An illustration shows a Jupiter like world orbiting a dead whire dwarf star.
In an unusual discovery, using NASA’s James Webb Space Telescope, astronomers spotted two gas giant exoplanets — not unlike the ones found in our solar system — orbiting the remains of their respective white dwarf star parents. They are considered Unusual, because of the ultimate forces involved.
White dwarfs are made after a red huge expands and exhausts its nuclear fuel, shedding its outer layers to make a planetary nebula, a process that’s been observed to obliterate nearby planets. The result? An extremely dense core, with a mass of roughly the Sun’s, packed into the space of a single Earth.
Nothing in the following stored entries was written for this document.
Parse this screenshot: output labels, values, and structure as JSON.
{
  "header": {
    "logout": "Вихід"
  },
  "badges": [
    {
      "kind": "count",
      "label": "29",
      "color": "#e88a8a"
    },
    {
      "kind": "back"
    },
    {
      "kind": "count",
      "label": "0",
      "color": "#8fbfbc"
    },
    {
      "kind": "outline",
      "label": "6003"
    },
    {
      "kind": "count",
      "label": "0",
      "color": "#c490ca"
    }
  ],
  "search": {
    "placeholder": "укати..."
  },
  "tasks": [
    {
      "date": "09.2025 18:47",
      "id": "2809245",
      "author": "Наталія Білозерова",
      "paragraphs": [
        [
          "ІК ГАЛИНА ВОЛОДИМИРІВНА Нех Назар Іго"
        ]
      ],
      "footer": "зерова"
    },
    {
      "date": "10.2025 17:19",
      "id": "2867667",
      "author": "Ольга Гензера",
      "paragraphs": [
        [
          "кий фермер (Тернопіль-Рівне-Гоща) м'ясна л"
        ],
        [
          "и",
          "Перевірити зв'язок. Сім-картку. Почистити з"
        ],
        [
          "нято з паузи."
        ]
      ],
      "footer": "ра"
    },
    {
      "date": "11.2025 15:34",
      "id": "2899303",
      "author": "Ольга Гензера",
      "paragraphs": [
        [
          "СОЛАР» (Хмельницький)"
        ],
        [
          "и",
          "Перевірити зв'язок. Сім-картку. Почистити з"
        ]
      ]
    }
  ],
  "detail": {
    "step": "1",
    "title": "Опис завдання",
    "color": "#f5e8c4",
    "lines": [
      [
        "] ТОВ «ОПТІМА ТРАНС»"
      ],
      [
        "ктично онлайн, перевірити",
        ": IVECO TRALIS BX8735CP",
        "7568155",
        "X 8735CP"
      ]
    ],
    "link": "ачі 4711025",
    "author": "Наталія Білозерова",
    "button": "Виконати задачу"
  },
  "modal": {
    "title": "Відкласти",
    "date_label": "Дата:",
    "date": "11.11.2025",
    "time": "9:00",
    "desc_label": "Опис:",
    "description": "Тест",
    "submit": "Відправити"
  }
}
But could planets orbiting such a star actually survive that kind of ordeal? As Per the latest researches detailed in a new paper to be published in The Astrophysical Journal, first spotted by Science Alert: Yes, it’s possible.
“If confirmed, these would be the very first directly imaged planets that are similar in both age and separation to the giant planets in our own solar system, and they would display that widely separated giant planets like Jupiter survive stellar evolution,” the international team of astronomers writes.
Deadly Orbit
Credit goes to the James Webb telescope’s unconventional ability to detect super dim and extremely far away objects were the scientists able to spot the mysterious and strange pair of exoplanets.
The team led by Susan Mullally of the Space Telescope Science Institute (STScI) trained the space telescope on a pair of white dwarfs roughly 34 and 53 light-years away from Earth respectively, and detected what they believe to be two gas giant exoplanets.
The team estimates them to be anywhere from one to seven times the mass of Jupiter. Roughly speaking, their orbits are the equivalent of the distance between Saturn and the Sun and Neptune and the Sun, respectively.
In other words, at those distances, the findings suggest gas giants could survive their hot stars collapsing and converting into a white dwarf.
But it’s still far ahead of time to verify such a hypothesis. As Science Alert specify, we’ve only discovered a handful of white dwarfs to date. However, we’ve observed closely orbiting planets being absorbed by their extremely dense remains.
“Future spectroscopy and multi-band imaging of these systems may be possible with JWST, which would upgrade the observational constraints on the physics and variety of cool giant planet models,” the researchers conclude in their paper.